All of these effects unite when we fall in love—or from the sky. PEA levels skyrocket when you see your crush or jump out of a plane. Eating chocolate may not offer quite the same euphoric rush. It may not even pass the blood-brain barrier to reach the brain. Still, PEA could potentially play a vital role in boosting mood when combined with chocolate’s numerous other compounds.
Dark chocolate contains anandamide, which also occurs naturally in the brain. Taken from the Sanskrit word ananda, meaning bliss (hence its nickname, the “bliss molecule”), this lipid neurotransmitter activates cannabinoid receptors in brain cells, much like THC, the active ingredient in marijuana. It boosts dopamine production and increases feelings of happiness and elation.
Of course, the high isn’t quite the same—you’d have to eat about 25 pounds of cacao to get there—but chocolate does contain two other chemicals similar to anandamide that help slow its breakdown in the brain. This creates, a longer-lasting, if subtle, sense of bliss.
Tryptophan, Magnesium, Antioxidants, and More
There are over 300 more chemicals in chocolate, many that offer a range of health benefits, and some that still need to be studied. Dark chocolate contains the amino acid tryptophan, a well-recognized serotonin producer. It’s also one of the best food sources of magnesium, an important mineral that allows the body to relax.
A one-ounce serving of dark chocolate contains 64 mg of magnesium. That’s 16% of the recommended daily intake. Add to that an abundance of other essential minerals, antioxidants, flavanols, and prebiotic fiber—all which makes us feel better in more ways than one.
It Tastes Good!
As you’re fully aware, chocolate is extremely palatable, making the simple act of eating it a pleasurable experience. Palatability is also linked to the opioid system in our bodies. Opioids, such as endorphins, are released when we eat food that we like, enhancing our enjoyment even further.

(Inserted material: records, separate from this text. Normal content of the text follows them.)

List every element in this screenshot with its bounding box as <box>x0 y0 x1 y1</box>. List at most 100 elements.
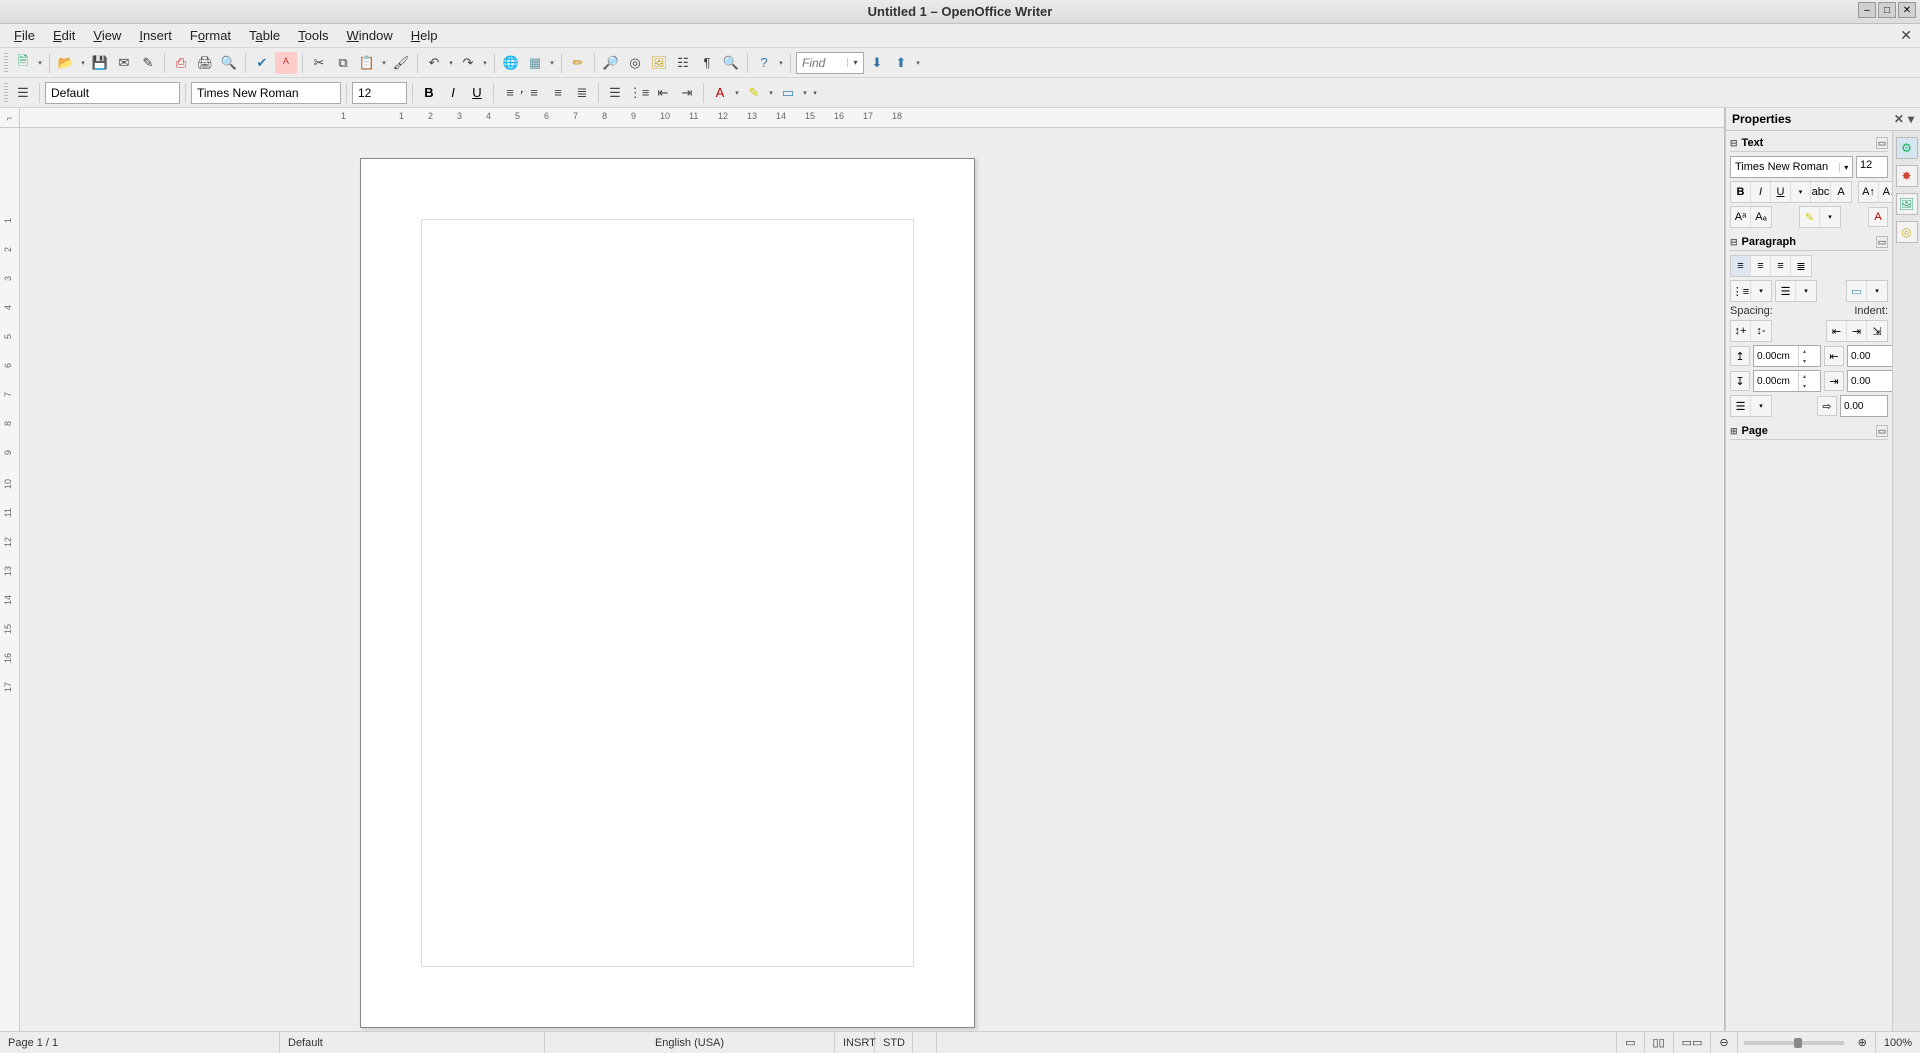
status-language[interactable]: English (USA) <box>545 1032 835 1053</box>
find-dropdown[interactable]: ▾ <box>847 58 863 67</box>
nonprinting-chars-icon[interactable]: ¶ <box>696 52 718 74</box>
open-icon[interactable]: 📂 <box>55 52 77 74</box>
align-justify-icon[interactable]: ≣ <box>571 82 593 104</box>
paste-dropdown[interactable]: ▾ <box>380 59 388 67</box>
bold-icon[interactable]: B <box>418 82 440 104</box>
menu-window[interactable]: Window <box>339 25 401 46</box>
font-name-input[interactable] <box>192 86 357 100</box>
status-view-book-icon[interactable]: ▭▭ <box>1674 1032 1712 1053</box>
sidebar-highlight-icon[interactable]: ✎ <box>1800 207 1820 227</box>
table-dropdown[interactable]: ▾ <box>548 59 556 67</box>
menu-format[interactable]: Format <box>182 25 239 46</box>
open-dropdown[interactable]: ▾ <box>79 59 87 67</box>
status-insert-mode[interactable]: INSRT <box>835 1032 875 1053</box>
sidebar-bullets-icon[interactable]: ⋮≡ <box>1731 281 1751 301</box>
find-replace-icon[interactable]: 🔎 <box>600 52 622 74</box>
zoom-in-icon[interactable]: ⊕ <box>1850 1032 1876 1053</box>
section-options-icon[interactable]: ▭ <box>1876 137 1888 149</box>
find-next-down-icon[interactable]: ⬇ <box>866 52 888 74</box>
status-selection-mode[interactable]: STD <box>875 1032 913 1053</box>
spellcheck-icon[interactable]: ✔ <box>251 52 273 74</box>
sidebar-gallery-tab-icon[interactable]: 🖼 <box>1896 193 1918 215</box>
sidebar-navigator-tab-icon[interactable]: ◎ <box>1896 221 1918 243</box>
find-input[interactable] <box>797 56 847 70</box>
menu-file[interactable]: File <box>6 25 43 46</box>
sidebar-align-left-icon[interactable]: ≡ <box>1731 256 1751 276</box>
sidebar-align-justify-icon[interactable]: ≣ <box>1791 256 1811 276</box>
sidebar-numbering-icon[interactable]: ☰ <box>1776 281 1796 301</box>
formatting-overflow[interactable]: ▾ <box>811 89 819 97</box>
section-options-icon[interactable]: ▭ <box>1876 425 1888 437</box>
paragraph-style-input[interactable] <box>46 86 211 100</box>
align-left-icon[interactable]: ≡ <box>499 82 521 104</box>
gallery-icon[interactable]: 🖼 <box>648 52 670 74</box>
sidebar-text-title[interactable]: ⊟ Text ▭ <box>1730 135 1888 152</box>
sidebar-underline-icon[interactable]: U <box>1771 182 1791 202</box>
numbered-list-icon[interactable]: ☰ <box>604 82 626 104</box>
auto-spellcheck-icon[interactable]: ᴬ <box>275 52 297 74</box>
undo-icon[interactable]: ↶ <box>423 52 445 74</box>
sidebar-superscript-icon[interactable]: Aᵃ <box>1731 207 1751 227</box>
sidebar-align-right-icon[interactable]: ≡ <box>1771 256 1791 276</box>
navigator-icon[interactable]: ◎ <box>624 52 646 74</box>
line-spacing-dropdown[interactable]: ▾ <box>1751 396 1771 416</box>
font-size-combo[interactable]: ▾ <box>352 82 407 104</box>
spacing-below-field[interactable]: ▴▾ <box>1753 370 1821 392</box>
italic-icon[interactable]: I <box>442 82 464 104</box>
bullet-list-icon[interactable]: ⋮≡ <box>628 82 650 104</box>
section-options-icon[interactable]: ▭ <box>1876 236 1888 248</box>
status-view-multi-icon[interactable]: ▯▯ <box>1645 1032 1674 1053</box>
sidebar-page-title[interactable]: ⊞ Page ▭ <box>1730 423 1888 440</box>
hanging-indent-icon[interactable]: ⇲ <box>1867 321 1887 341</box>
email-icon[interactable]: ✉ <box>113 52 135 74</box>
export-pdf-icon[interactable]: ⎙ <box>170 52 192 74</box>
sidebar-numbering-dropdown[interactable]: ▾ <box>1796 281 1816 301</box>
toolbar-grip-2[interactable] <box>4 83 8 103</box>
styles-icon[interactable]: ☰ <box>12 82 34 104</box>
cut-icon[interactable]: ✂ <box>308 52 330 74</box>
sidebar-font-color-icon[interactable]: A <box>1868 207 1888 227</box>
collapse-icon[interactable]: ⊟ <box>1730 237 1738 248</box>
paragraph-style-combo[interactable]: ▾ <box>45 82 180 104</box>
sidebar-align-center-icon[interactable]: ≡ <box>1751 256 1771 276</box>
background-color-icon[interactable]: ▭ <box>777 82 799 104</box>
sidebar-subscript-icon[interactable]: Aₐ <box>1751 207 1771 227</box>
expand-icon[interactable]: ⊞ <box>1730 426 1738 437</box>
increase-indent-icon[interactable]: ⇥ <box>1847 321 1867 341</box>
undo-dropdown[interactable]: ▾ <box>447 59 455 67</box>
hyperlink-icon[interactable]: 🌐 <box>500 52 522 74</box>
print-icon[interactable]: 🖨 <box>194 52 216 74</box>
font-color-dropdown[interactable]: ▾ <box>733 89 741 97</box>
menu-table[interactable]: Table <box>241 25 288 46</box>
zoom-percent[interactable]: 100% <box>1876 1032 1920 1053</box>
help-dropdown[interactable]: ▾ <box>777 59 785 67</box>
sidebar-highlight-dropdown[interactable]: ▾ <box>1820 207 1840 227</box>
sidebar-shrink-font-icon[interactable]: A↓ <box>1879 182 1892 202</box>
sidebar-underline-dropdown[interactable]: ▾ <box>1791 182 1811 202</box>
increase-indent-icon[interactable]: ⇥ <box>676 82 698 104</box>
zoom-out-icon[interactable]: ⊖ <box>1711 1032 1737 1053</box>
sidebar-properties-tab-icon[interactable]: ⚙ <box>1896 137 1918 159</box>
align-center-icon[interactable]: ≡ <box>523 82 545 104</box>
copy-icon[interactable]: ⧉ <box>332 52 354 74</box>
maximize-button[interactable]: □ <box>1878 2 1896 18</box>
status-view-single-icon[interactable]: ▭ <box>1617 1032 1644 1053</box>
horizontal-ruler[interactable]: ⌐ 1123456789101112131415161718 <box>0 108 1724 128</box>
redo-dropdown[interactable]: ▾ <box>481 59 489 67</box>
find-next-up-icon[interactable]: ⬆ <box>890 52 912 74</box>
indent-right-field[interactable] <box>1847 370 1892 392</box>
spacing-above-field[interactable]: ▴▾ <box>1753 345 1821 367</box>
line-spacing-icon[interactable]: ☰ <box>1731 396 1751 416</box>
indent-left-field[interactable] <box>1847 345 1892 367</box>
sidebar-bgcolor-dropdown[interactable]: ▾ <box>1867 281 1887 301</box>
toolbar-grip[interactable] <box>4 53 8 73</box>
sidebar-font-input[interactable] <box>1731 161 1839 173</box>
align-right-icon[interactable]: ≡ <box>547 82 569 104</box>
collapse-icon[interactable]: ⊟ <box>1730 138 1738 149</box>
decrease-indent-icon[interactable]: ⇤ <box>1827 321 1847 341</box>
menu-tools[interactable]: Tools <box>290 25 336 46</box>
font-color-icon[interactable]: A <box>709 82 731 104</box>
sidebar-menu-icon[interactable]: ▾ <box>1908 112 1914 126</box>
sidebar-styles-tab-icon[interactable]: ✸ <box>1896 165 1918 187</box>
sidebar-grow-font-icon[interactable]: A↑ <box>1859 182 1879 202</box>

The mouthfeel of chocolate is another major part of its appeal: the way the cocoa butter perfectly melts in your mouth and coats your tongue. The taste, sweetness, and aroma add to chocolate’s temptation as well. Researchers are still unsure whether such sensory properties are innate or acquired, and whether they may be affected by a person’s current state of mind.
The Power of the Mind
Beyond its extraordinary chemical composition, chocolate makes us feel good simply because we think it will. Its undeniable influence over our mood is something that’s been ingrained in our collective unconscious—possibly since as far back as cacao’s origins in Ecuador some 5,000 years ago.

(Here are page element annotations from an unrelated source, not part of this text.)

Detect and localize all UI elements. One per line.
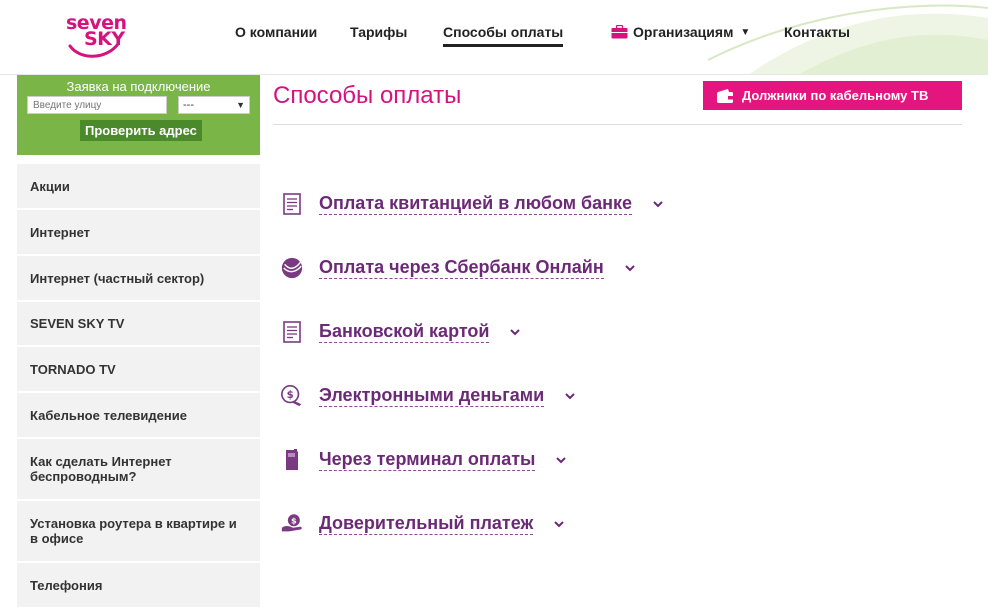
chevron-down-icon [625,265,635,272]
terminal-icon [280,448,304,472]
street-input[interactable] [27,96,167,114]
chevron-down-icon [554,521,564,528]
title-divider [273,124,962,125]
payment-method-label: Оплата квитанцией в любом банке [319,193,633,215]
nav-item-about[interactable]: О компании [235,24,317,40]
cable-tv-debtors-label: Должники по кабельному ТВ [742,88,929,103]
chevron-down-icon [510,329,521,336]
chevron-down-icon [653,201,663,208]
sidebar-item-wireless-internet[interactable]: Как сделать Интернет беспроводным? [17,439,260,501]
wallet-icon [717,88,733,103]
payment-method-label: Оплата через Сбербанк Онлайн [319,257,604,279]
nav-item-organizations[interactable]: Организациям ▼ [611,24,750,40]
chevron-down-icon [565,393,575,400]
sberbank-icon [280,256,304,280]
nav-item-tariffs[interactable]: Тарифы [350,24,407,40]
payment-method-label: Электронными деньгами [319,385,545,407]
logo-smile-icon [68,42,120,58]
caret-down-icon: ▼ [740,26,751,38]
payment-method-receipt[interactable]: Оплата квитанцией в любом банке [280,189,664,219]
payment-method-label: Доверительный платеж [319,513,534,535]
svg-text:$: $ [291,516,297,526]
house-select[interactable]: --- ▼ [178,96,250,114]
trust-payment-icon: $ [280,512,304,536]
house-select-value: --- [183,99,194,111]
sidebar-item-internet[interactable]: Интернет [17,210,260,256]
sidebar-item-promotions[interactable]: Акции [17,164,260,210]
page-title: Способы оплаты [273,82,462,109]
connection-request-box: Заявка на подключение --- ▼ Проверить ад… [17,75,260,155]
nav-item-contacts[interactable]: Контакты [784,24,850,40]
chevron-down-icon [556,457,567,464]
brand-logo[interactable]: seven SKY [62,12,132,64]
connection-request-title: Заявка на подключение [66,79,211,94]
caret-down-icon: ▼ [236,100,245,110]
site-header: seven SKY О компании Тарифы Способы опла… [0,0,988,75]
e-money-icon: $ [280,384,304,408]
nav-item-organizations-label: Организациям [633,24,734,40]
nav-item-payment-methods[interactable]: Способы оплаты [443,24,564,47]
sidebar-item-cable-tv[interactable]: Кабельное телевидение [17,393,260,439]
sidebar-item-router-install[interactable]: Установка роутера в квартире и в офисе [17,501,260,563]
payment-method-terminal[interactable]: Через терминал оплаты [280,445,567,475]
sidebar-item-seven-sky-tv[interactable]: SEVEN SKY TV [17,302,260,347]
sidebar-item-telephony[interactable]: Телефония [17,563,260,609]
card-receipt-icon [280,320,304,344]
sidebar-item-tornado-tv[interactable]: TORNADO TV [17,347,260,393]
payment-method-trust-payment[interactable]: $ Доверительный платеж [280,509,565,539]
payment-method-e-money[interactable]: $ Электронными деньгами [280,381,576,411]
receipt-icon [280,192,304,216]
sidebar-menu: Акции Интернет Интернет (частный сектор)… [17,164,260,609]
check-address-button[interactable]: Проверить адрес [80,120,202,141]
payment-method-label: Через терминал оплаты [319,449,536,471]
cable-tv-debtors-button[interactable]: Должники по кабельному ТВ [703,81,962,110]
svg-text:$: $ [287,390,294,401]
payment-method-sberbank[interactable]: Оплата через Сбербанк Онлайн [280,253,636,283]
payment-method-label: Банковской картой [319,321,490,343]
payment-method-bank-card[interactable]: Банковской картой [280,317,521,347]
briefcase-icon [611,25,628,39]
sidebar-item-internet-private[interactable]: Интернет (частный сектор) [17,256,260,302]
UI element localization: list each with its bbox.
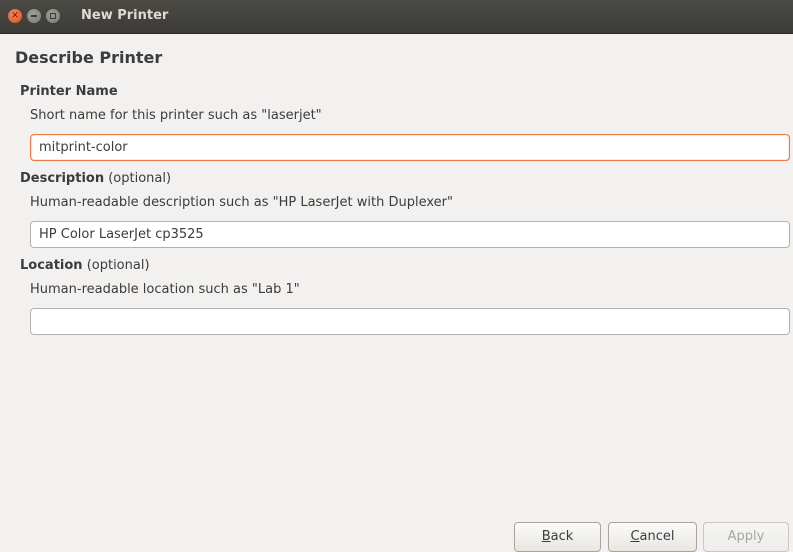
printer-name-hint: Short name for this printer such as "las… [30,108,322,123]
location-optional: (optional) [82,258,150,273]
cancel-label-rest: ancel [639,529,675,544]
window-title: New Printer [81,8,169,23]
description-input[interactable] [30,221,790,248]
description-label: Description (optional) [20,171,171,186]
printer-name-label: Printer Name [20,84,118,99]
printer-name-label-text: Printer Name [20,84,118,99]
description-hint: Human-readable description such as "HP L… [30,195,453,210]
title-bar: ✕ New Printer [0,0,793,34]
page-heading: Describe Printer [15,48,163,67]
close-icon[interactable]: ✕ [8,9,22,23]
description-optional: (optional) [104,171,172,186]
location-hint: Human-readable location such as "Lab 1" [30,282,300,297]
location-input[interactable] [30,308,790,335]
description-label-text: Description [20,171,105,186]
minimize-icon[interactable] [27,9,41,23]
back-label-rest: ack [550,529,574,544]
location-label: Location (optional) [20,258,150,273]
printer-name-input[interactable] [30,134,790,161]
back-mnemonic: B [541,529,551,544]
maximize-icon[interactable] [46,9,60,23]
location-label-text: Location [20,258,83,273]
cancel-mnemonic: C [630,529,640,544]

From a more modern standpoint, we’ve all seen the film trope: the scorned lover drowning their sorrows in a box of chocolates. We’ve been programmed to view chocolate as a coping mechanism, a delectable cure for the blues, and one study set out to prove just that. The experiment, which had subjects listen to either sad or happy music, found that those listening to the sad tunes ended up eating far more chocolate.
Chocolate and Mood
Several of chocolate’s many health- and happiness-promoting compounds (theobromine, PEA, anandamide, etc.) have been isolated and tested separately. Still, it’s unclear how these chemicals, combined with our emotional and psychological connections with chocolate, all work together to impact our overall mood.
How chocolate makes us happy may still be a bit of a mystery among scientists. That it continues to give us joy—bite by bite—remains an indisputable fact for the rest of us.